Check the configured backend first (e.g. from `LLM_BACKEND` or the user's
settings) before picking a lineup. Unless the user requests specific models,
use the matching default below.

**NEAR AI (aggregator — default council):**
```python
COUNCIL = [
    "anthropic/claude-opus-4-6",
    "google/gemini-3-pro",
    "zai-org/GLM-latest",
    "openai/gpt-5.4",
]
```
This 4-model lineup spans the major frontier providers and reasoning styles.
It **only works on NEAR AI** (or another aggregator) — the prefixed model
names route inside NEAR AI to the respective vendors.

**Anthropic OAuth** (Anthropic-only, no cross-vendor routing):
```python
COUNCIL = [
    "claude-opus-4-6",
    "claude-sonnet-4-6",
    "claude-haiku-4-5",
]
```
Use different Anthropic tiers for diversity of reasoning depth vs. speed.

**GitHub Copilot** (whatever Copilot exposes):
```python
COUNCIL = ["gpt-5.4", "claude-opus-4-6", "gemini-3-pro"]
```
Copilot's available models shift over time — call `llm_query` with the
user's configured default if you're unsure which are reachable.

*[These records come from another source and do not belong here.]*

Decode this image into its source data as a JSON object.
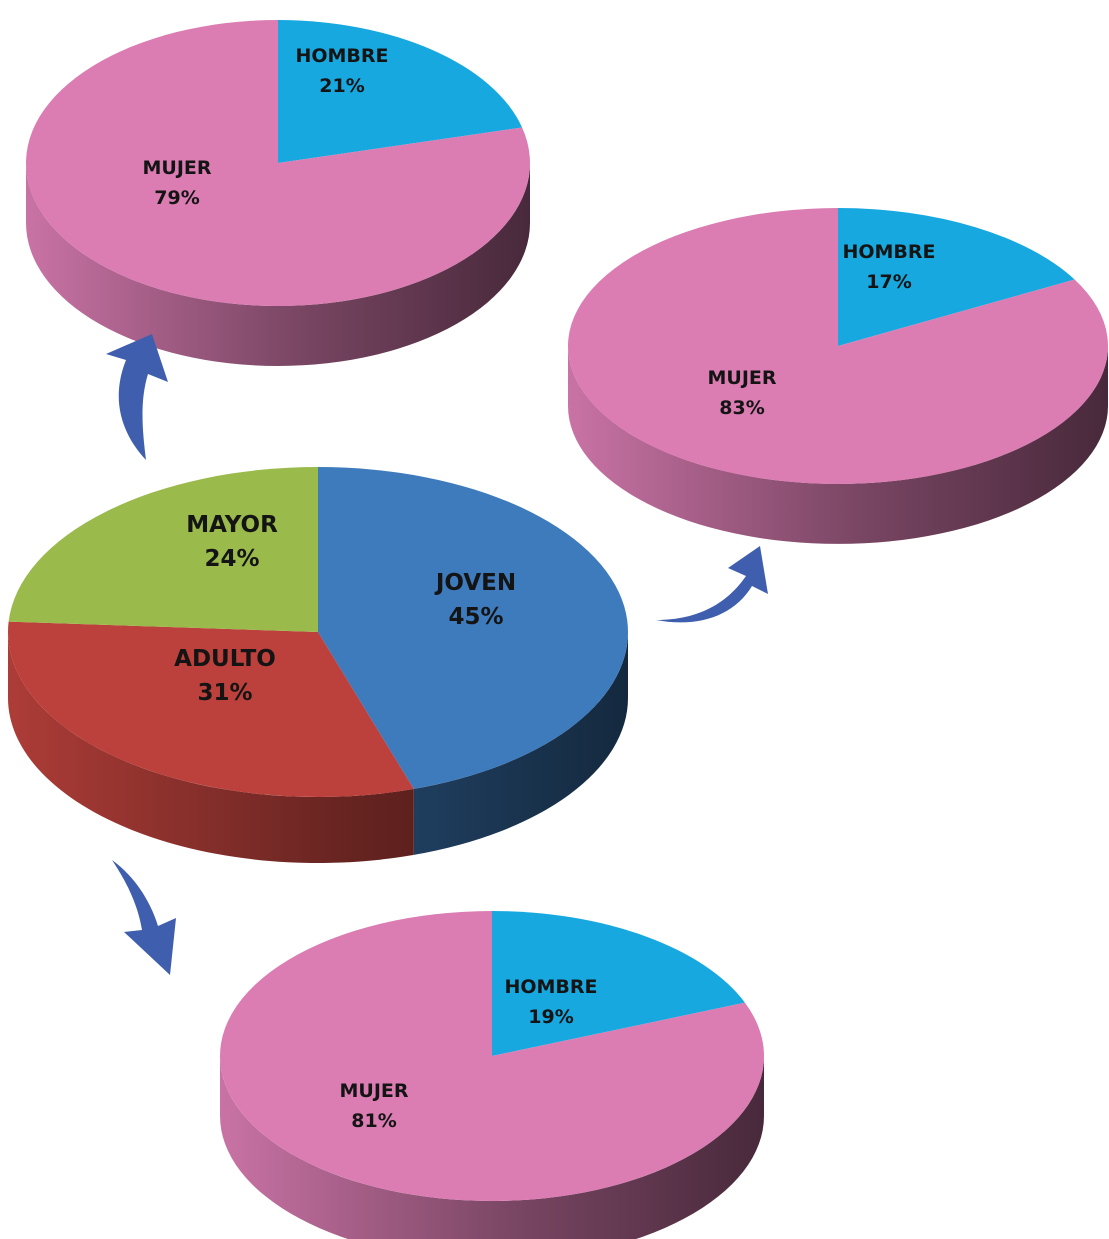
{
  "chart_data": [
    {
      "type": "pie",
      "title": "",
      "slices": [
        {
          "name": "JOVEN",
          "label": "JOVEN",
          "percent_label": "45%",
          "value": 45,
          "color": "#3d7bbd"
        },
        {
          "name": "ADULTO",
          "label": "ADULTO",
          "percent_label": "31%",
          "value": 31,
          "color": "#bc413c"
        },
        {
          "name": "MAYOR",
          "label": "MAYOR",
          "percent_label": "24%",
          "value": 24,
          "color": "#9aba4c"
        }
      ]
    },
    {
      "type": "pie",
      "title": "",
      "slices": [
        {
          "name": "HOMBRE",
          "label": "HOMBRE",
          "percent_label": "21%",
          "value": 21,
          "color": "#17a8e0"
        },
        {
          "name": "MUJER",
          "label": "MUJER",
          "percent_label": "79%",
          "value": 79,
          "color": "#db7db3"
        }
      ]
    },
    {
      "type": "pie",
      "title": "",
      "slices": [
        {
          "name": "HOMBRE",
          "label": "HOMBRE",
          "percent_label": "17%",
          "value": 17,
          "color": "#17a8e0"
        },
        {
          "name": "MUJER",
          "label": "MUJER",
          "percent_label": "83%",
          "value": 83,
          "color": "#db7db3"
        }
      ]
    },
    {
      "type": "pie",
      "title": "",
      "slices": [
        {
          "name": "HOMBRE",
          "label": "HOMBRE",
          "percent_label": "19%",
          "value": 19,
          "color": "#17a8e0"
        },
        {
          "name": "MUJER",
          "label": "MUJER",
          "percent_label": "81%",
          "value": 81,
          "color": "#db7db3"
        }
      ]
    }
  ],
  "arrow_color": "#3f5fae"
}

**Bedrock / OpenAI / Ollama / Tinfoil:** per-request `model=` is not honored
by these backends. A council is not possible without switching backends —
tell the user and fall back to a single-model answer.

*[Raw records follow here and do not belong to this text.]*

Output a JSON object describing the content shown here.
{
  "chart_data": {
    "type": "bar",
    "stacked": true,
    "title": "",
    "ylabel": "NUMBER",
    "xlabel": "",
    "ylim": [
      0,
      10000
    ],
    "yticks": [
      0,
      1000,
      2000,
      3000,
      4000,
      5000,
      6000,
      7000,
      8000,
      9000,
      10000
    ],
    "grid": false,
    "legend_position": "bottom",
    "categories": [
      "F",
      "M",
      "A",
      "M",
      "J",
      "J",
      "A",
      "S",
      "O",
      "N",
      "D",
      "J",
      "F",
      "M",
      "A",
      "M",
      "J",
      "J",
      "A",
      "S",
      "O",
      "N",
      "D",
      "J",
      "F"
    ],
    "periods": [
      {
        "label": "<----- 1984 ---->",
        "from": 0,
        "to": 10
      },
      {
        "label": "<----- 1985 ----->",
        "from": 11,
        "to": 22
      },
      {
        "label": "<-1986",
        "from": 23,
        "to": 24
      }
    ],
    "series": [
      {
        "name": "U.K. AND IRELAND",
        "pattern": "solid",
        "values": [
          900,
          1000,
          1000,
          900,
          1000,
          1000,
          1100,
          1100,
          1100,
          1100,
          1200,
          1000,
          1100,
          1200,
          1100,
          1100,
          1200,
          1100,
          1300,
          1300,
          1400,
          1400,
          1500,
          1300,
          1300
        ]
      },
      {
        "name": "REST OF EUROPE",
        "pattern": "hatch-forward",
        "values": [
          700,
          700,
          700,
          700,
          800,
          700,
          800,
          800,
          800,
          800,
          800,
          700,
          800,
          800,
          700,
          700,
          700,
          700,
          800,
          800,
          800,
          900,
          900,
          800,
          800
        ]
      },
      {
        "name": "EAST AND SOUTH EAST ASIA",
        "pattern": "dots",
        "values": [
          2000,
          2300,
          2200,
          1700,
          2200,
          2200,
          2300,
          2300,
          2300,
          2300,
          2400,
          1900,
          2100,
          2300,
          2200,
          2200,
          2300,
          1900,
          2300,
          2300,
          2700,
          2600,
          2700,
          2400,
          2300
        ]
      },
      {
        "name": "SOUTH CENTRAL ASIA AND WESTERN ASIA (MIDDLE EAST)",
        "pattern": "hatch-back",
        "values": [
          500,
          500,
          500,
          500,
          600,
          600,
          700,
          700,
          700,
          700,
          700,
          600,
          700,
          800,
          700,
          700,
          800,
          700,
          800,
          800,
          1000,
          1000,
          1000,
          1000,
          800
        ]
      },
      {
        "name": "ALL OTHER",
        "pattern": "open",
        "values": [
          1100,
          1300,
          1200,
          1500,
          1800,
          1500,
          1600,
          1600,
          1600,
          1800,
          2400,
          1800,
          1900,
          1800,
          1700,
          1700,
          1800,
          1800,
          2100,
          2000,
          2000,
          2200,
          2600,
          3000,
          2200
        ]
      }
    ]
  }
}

If the user names specific models, always use those instead of the defaults.

## API

### Single call with a model override
```python
answer = llm_query(
    prompt="What is X?",
    context="Optional background",     # optional
    model="anthropic/claude-opus-4-6", # optional per-call override
)
```

### Parallel council (same prompt, many models)
```python
COUNCIL = [
    "anthropic/claude-opus-4-6",
    "google/gemini-3-pro",
    "zai-org/GLM-latest",
    "openai/gpt-5.4",
]
responses = llm_query_batched(
    prompts=["What are the main risks of X?"] * len(COUNCIL),
    models=COUNCIL,                    # parallel array, length must match prompts
    context="Answer in 3-5 bullet points.",
)
# `responses` is a list of strings in the same order as `models`.
# If a specific model is unavailable, that slot returns "Error: ..." —
# the rest of the batch still completes.
```

### Single model applied to many prompts
```python
results = llm_query_batched(
    prompts=["Q1", "Q2", "Q3"],
    model="anthropic/claude-opus-4-6", # singular: applies to every prompt
)
```

### Mixing `models=` slots with `None`
A `None` slot inside `models=[...]` means "no override for this prompt" —
that call uses the configured default model. The singular `model=` kwarg
does NOT backfill `None` slots; it is only used when `models=` is omitted
entirely.

## After collecting responses

1. **Identify consensus** — note where models agree
2. **Flag disagreements** — analyze where they diverge and why
3. **Synthesize** — produce a unified answer that accounts for all perspectives
4. **Cite** — reference which model contributed each insight

## Full example

```repl
COUNCIL = [
    "anthropic/claude-opus-4-6",
    "google/gemini-3-pro",
    "zai-org/GLM-latest",
    "openai/gpt-5.4",
]
question = "What are the main risks of relying on a single LLM provider?"

responses = llm_query_batched(
    prompts=[question] * len(COUNCIL),
    models=COUNCIL,
    context="Answer concisely in 3-5 bullet points.",
)

# Build a synthesis prompt
labelled = "\n\n---\n\n".join(
    f"**{model}**:\n{resp}" for model, resp in zip(COUNCIL, responses)
)

synthesis = llm_query(
    prompt=f"Synthesize a balanced answer from these {len(COUNCIL)} expert opinions:\n\n{labelled}",
    context="Identify consensus, flag disagreements, and produce a unified answer.",
)

FINAL(synthesis)
```

## Notes

- `llm_query_batched()` runs all calls in parallel — total latency is roughly the slowest model.
- If `models=` is provided, it must be the same length as `prompts`.
- Use `model=` (singular) when you want one model applied to every prompt; use `models=` (plural list) for the council pattern.
- Errors from individual models (unavailable model, provider timeout, etc.) surface as `"Error: ..."` strings in the result list, so a single bad model does not fail the whole batch. Argument validation errors — wrong types, or `models`/`prompts` length mismatch — still raise exceptions.